Let $K=\mathbb{Q}[\sqrt[3]{2}]$. Take $\alpha \in K$, $\alpha\ne0$. Because $K$ has dimension $3$ over $\mathbb{Q}$, the four numbers $1$, $\alpha$, $\alpha^2$, $\alpha^3$ must be linearly dependent and so there are $a_3$, $a_2$, $a_1$, $a_0$ in $\mathbb Q$, not all zero, such that $a_3 \alpha^3 + a_2 \alpha^2 + a_1 \alpha + a_0=0$.
If $a_0\ne0$, then $(-\frac{a_3}{a_0}\alpha^2-\frac{a_2}{a_0}\alpha-\frac{a_1}{a_0})\alpha=1$ and you have found the inverse of $\alpha$.
If $a_0=0$, then cancel one $\alpha$ and repeat.
Write the system of equations corresponding to $(a+br+cr^2)(x+yr+zr^2)=1$, where $r=\sqrt[3]{2}$: \begin{cases} ax+2cy+2bz=1\\ bx+ay+2cz=0\\ cx+by+az=0 \end{cases} The determinant of the system is $a^3+2b^3+4c^3-6abc$, which is non zero provided at least one of the coefficients is non zero.
How to see this?
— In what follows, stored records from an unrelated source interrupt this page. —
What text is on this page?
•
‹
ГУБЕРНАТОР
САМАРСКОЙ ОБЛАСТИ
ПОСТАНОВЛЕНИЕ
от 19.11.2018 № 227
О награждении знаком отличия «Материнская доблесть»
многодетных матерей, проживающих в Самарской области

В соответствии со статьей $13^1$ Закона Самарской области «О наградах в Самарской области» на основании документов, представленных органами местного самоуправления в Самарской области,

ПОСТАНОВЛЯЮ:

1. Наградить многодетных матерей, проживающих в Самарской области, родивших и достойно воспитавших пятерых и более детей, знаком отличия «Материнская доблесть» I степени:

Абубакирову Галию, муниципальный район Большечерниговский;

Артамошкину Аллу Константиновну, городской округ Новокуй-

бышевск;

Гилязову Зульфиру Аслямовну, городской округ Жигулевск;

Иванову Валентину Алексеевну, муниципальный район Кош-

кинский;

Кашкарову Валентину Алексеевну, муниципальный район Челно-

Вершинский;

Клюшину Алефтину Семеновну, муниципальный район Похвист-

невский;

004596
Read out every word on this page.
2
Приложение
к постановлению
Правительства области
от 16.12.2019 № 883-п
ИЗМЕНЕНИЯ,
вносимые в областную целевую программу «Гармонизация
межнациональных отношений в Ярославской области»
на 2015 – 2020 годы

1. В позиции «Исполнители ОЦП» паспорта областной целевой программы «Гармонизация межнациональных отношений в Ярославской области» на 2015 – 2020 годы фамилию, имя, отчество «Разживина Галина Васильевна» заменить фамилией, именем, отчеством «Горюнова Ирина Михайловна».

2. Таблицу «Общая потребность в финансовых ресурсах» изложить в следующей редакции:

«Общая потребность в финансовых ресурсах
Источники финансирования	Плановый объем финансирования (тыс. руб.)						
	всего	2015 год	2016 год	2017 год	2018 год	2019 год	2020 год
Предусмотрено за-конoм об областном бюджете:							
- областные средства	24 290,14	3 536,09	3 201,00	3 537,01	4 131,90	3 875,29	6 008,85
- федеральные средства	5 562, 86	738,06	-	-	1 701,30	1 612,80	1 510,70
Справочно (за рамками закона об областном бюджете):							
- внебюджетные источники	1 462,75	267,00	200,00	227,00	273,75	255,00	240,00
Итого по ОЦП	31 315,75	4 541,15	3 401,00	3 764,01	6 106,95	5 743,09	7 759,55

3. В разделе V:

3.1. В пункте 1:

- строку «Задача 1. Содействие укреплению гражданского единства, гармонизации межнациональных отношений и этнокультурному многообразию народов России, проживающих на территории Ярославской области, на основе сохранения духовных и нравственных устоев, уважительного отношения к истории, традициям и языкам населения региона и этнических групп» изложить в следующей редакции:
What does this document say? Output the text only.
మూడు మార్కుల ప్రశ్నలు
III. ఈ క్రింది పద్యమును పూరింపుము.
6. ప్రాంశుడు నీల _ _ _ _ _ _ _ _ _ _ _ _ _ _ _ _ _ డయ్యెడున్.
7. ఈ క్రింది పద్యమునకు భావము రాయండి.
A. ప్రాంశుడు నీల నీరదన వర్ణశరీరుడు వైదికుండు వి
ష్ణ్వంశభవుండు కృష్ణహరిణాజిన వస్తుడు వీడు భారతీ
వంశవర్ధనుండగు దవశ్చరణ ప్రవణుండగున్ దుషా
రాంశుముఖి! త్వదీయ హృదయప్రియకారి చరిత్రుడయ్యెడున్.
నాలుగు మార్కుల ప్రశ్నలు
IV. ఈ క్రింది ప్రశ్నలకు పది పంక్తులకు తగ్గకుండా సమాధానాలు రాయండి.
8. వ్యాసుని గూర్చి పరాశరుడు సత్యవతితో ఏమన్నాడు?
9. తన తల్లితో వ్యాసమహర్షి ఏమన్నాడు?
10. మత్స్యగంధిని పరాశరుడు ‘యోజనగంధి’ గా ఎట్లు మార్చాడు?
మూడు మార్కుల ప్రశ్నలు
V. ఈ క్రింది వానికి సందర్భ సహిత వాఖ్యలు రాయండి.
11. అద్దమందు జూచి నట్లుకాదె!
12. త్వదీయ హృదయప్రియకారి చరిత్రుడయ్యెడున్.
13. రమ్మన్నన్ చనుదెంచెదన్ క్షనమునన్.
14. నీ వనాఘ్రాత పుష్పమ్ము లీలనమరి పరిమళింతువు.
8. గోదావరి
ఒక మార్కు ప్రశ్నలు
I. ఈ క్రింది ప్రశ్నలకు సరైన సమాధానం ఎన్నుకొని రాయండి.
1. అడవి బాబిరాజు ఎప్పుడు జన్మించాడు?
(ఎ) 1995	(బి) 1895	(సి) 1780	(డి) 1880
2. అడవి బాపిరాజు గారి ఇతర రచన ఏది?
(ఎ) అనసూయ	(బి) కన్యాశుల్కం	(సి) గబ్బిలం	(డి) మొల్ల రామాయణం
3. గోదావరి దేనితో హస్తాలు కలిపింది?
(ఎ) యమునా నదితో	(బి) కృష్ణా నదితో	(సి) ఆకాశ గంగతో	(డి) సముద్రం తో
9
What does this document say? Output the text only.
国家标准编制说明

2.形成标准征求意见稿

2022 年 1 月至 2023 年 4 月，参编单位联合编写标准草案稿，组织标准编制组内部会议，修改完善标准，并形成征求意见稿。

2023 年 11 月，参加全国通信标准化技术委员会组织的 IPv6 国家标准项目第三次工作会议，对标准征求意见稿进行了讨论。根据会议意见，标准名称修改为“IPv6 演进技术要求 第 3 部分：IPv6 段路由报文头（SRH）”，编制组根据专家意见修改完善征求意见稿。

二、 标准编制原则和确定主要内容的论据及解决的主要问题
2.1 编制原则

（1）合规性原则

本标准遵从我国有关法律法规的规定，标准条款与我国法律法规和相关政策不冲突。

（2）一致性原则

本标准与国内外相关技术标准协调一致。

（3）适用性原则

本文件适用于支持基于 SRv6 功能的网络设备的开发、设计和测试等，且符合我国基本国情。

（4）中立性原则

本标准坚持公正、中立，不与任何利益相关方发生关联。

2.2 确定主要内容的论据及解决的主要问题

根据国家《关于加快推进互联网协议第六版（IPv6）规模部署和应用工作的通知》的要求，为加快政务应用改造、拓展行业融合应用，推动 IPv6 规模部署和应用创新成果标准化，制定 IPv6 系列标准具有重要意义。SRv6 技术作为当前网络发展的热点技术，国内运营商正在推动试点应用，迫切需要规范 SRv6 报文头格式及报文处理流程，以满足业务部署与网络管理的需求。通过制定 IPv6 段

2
We can assume $a$, $b$ and $c$ are integers, because if we're able to find the inverse of $a+br+cr^2$ in this case, then also the inverse of $$ \frac{a}{d}+\frac{b}{d}r+\frac{c}{d}r^2 $$ can easily be found, multiplying by a rational number. We can also assume that $a$, $b$ and $c$ have no common prime factor, for a similar reason.
So, suppose $a^3+2b^3+4c^3=6abc$.
Note that $a$ must be even, so we can write $a=2A$; therefore $$ 8A^3+2b^3+4c^3=12Abc $$ and dividing by $2$ we get $4A^3+b^3+2c^3=6Abc$, which means $b$ is even; write $b=2B$ so that $$ 4A^3+8B^3+2c^3=12ABc $$ which, like before, has the consequence that $c$ is even. Contradiction.
By Cramer's theorem, the above system has a solution for every non zero number of the form $a+br+cr^2$.